TREATMENT OF CHRONIC HCV INFECTIONS WITH IMMUNOTHERAPY

As drug therapy is totally unaffordable in the developing world, a very exciting possibility is that effective immunization could allow the host to control the infection through his/her own immune response. Vilab II has conducted 8 studies to investigate this approach. So far none has proven effective, however the search continues.

SCIENTIFIC COLLABORATIONS AND COMMUNICATION

An essential collaboration for this project is the laboratory of Bertram Jacobs, PhD at Arizona State University. Dr. Jacobs and his 15 postdoctoral collaborators are outstanding vaccinia geneticists. In collaboration with the Prince laboratory, they were awarded an NIH Bioterrorism grant (UO1 AI 5753-01) to develop an absolutely safe replicating smallpox vaccine. A safe and effective attenuated vaccinia virus vector has been developed, as briefly summarized above This will make an ideal vector for HCV immunization.
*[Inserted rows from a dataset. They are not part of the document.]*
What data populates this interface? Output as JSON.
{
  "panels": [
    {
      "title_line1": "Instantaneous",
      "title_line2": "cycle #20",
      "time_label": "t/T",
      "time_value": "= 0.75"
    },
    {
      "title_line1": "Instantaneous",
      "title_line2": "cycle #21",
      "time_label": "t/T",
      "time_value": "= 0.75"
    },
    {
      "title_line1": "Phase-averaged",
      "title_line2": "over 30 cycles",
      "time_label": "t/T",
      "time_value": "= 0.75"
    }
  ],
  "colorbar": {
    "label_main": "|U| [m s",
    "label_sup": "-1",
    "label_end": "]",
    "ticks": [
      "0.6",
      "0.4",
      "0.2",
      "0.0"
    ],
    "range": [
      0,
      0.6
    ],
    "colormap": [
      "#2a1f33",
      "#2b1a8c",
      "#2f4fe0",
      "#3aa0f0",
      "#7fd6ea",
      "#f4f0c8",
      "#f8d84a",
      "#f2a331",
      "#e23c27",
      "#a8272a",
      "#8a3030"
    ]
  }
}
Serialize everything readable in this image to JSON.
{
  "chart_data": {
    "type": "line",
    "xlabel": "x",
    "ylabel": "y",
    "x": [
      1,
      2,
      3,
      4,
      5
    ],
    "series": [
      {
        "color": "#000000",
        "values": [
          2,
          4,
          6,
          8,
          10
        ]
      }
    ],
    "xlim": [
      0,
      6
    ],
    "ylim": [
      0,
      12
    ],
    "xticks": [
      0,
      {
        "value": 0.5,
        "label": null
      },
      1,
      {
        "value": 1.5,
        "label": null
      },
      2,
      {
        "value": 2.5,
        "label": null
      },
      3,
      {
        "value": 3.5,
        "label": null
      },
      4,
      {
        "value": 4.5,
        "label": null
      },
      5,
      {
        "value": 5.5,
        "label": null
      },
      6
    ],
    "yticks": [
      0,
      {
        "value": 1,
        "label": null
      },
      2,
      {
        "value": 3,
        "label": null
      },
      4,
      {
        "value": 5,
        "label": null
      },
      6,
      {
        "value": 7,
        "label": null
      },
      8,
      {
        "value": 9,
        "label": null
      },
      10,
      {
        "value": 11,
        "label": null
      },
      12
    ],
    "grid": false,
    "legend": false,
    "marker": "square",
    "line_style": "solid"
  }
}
In addition, the Prince laboratory plans to hold an annual 3-day meeting for its collaborators, and invited outside experts, following the format of the Symposia on Molecular Biology and Immunology of HCV, which it have sponsored, with the support of the Hepatitis Research foundation, in previous years. As these meetings are limited to a relatively small number of experts, they proved to be outstandingly stimulating.